目
先日 目や口など体の一部分を撮影してというお客さんが来たときに
撮った目の写真を加工してみました
目の中に何をいれようかと考えた結果
パリで撮った墓地の写真をいれてみました
パリの墓地にはいろんな彫刻があるのです
スタジオサラ五反田
昔の写真です
それは 少女の後姿と海といった よくあるタイプの写真。 この日は 朝から小雪が舞う肌寒い日で 前夜の酒が少し残ってたこともあり ぼくは車の後部座席に体をうずめ 流れる景色をぼーっとながめていた。1度ホテルに戻ろうかと思ってると急にあたりが暗くなった。
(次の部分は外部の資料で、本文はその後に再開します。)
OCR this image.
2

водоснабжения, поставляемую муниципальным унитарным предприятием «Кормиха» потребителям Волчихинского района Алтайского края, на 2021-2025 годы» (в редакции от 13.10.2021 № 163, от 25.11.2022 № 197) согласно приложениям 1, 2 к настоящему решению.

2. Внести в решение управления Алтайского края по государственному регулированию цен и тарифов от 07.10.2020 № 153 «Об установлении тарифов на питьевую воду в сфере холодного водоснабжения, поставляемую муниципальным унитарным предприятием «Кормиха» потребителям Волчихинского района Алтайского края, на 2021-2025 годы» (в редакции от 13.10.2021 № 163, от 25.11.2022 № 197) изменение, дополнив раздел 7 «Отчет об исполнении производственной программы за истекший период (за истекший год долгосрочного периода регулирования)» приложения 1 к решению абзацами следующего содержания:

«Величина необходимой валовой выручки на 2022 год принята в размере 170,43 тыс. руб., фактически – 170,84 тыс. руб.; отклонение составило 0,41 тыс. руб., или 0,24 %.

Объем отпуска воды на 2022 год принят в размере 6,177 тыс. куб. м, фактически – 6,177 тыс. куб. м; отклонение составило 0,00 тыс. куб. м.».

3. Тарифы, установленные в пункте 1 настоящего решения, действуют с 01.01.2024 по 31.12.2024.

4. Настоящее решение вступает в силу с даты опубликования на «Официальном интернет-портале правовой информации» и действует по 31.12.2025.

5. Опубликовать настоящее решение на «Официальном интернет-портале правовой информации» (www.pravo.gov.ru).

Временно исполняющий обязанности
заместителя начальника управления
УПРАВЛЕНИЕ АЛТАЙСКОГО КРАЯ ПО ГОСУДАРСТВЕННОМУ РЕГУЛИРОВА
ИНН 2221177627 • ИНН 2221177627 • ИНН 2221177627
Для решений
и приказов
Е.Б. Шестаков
右の窓には大きな堤防が長い間 流れていた。 ぼくはなんだか堤防に上って海を見たくなった。 潮風と雪からカメラをまもるためにカメラをビニールでおおい レンズだけビニールから出し堤防の一番上に上った時に飛び込んできた風景がこの写真である。 ぼくはシャッターを1枚きった後 寒さも忘れ少女の後姿を ただただながめていた。写真を撮った事や何に使われる可能性があるかなど説明しなくてはいけないのだが 少女の後姿に声をかけると少女の世界を壊してしまいそうな気がしたのと 堤防から見渡す限りぼくと少女以外にはだれもいない 時が止まってしまったかのようなこの風景にひたっていたかった。少女だけの世界にぼくは偶然迷い込み 唯一の目撃者となったのだ。 何十分経っただろう 少女が振り向いた。 ぼくがカメラを少し上にかかげ会釈すると 堤防に上ってきてくれた。 ルーズソックスに泥のついた運動靴 首にはチェック柄のマフラーを巻き 田舎の純朴なかわいらしさをたずさえた少女がそこにいた。 「学校は?」 「テストだったんで 早く終わったんです」 「いつも1人で海にくるの?」 「お気に入りの場所なのでいつも来るんですけど...いつもは彼とくるんです...でも昨日の夜 電話でけんかしちゃって...」 少女がその後 仲直りしたのか 別れたのかは知らない。 もう10年も前の話。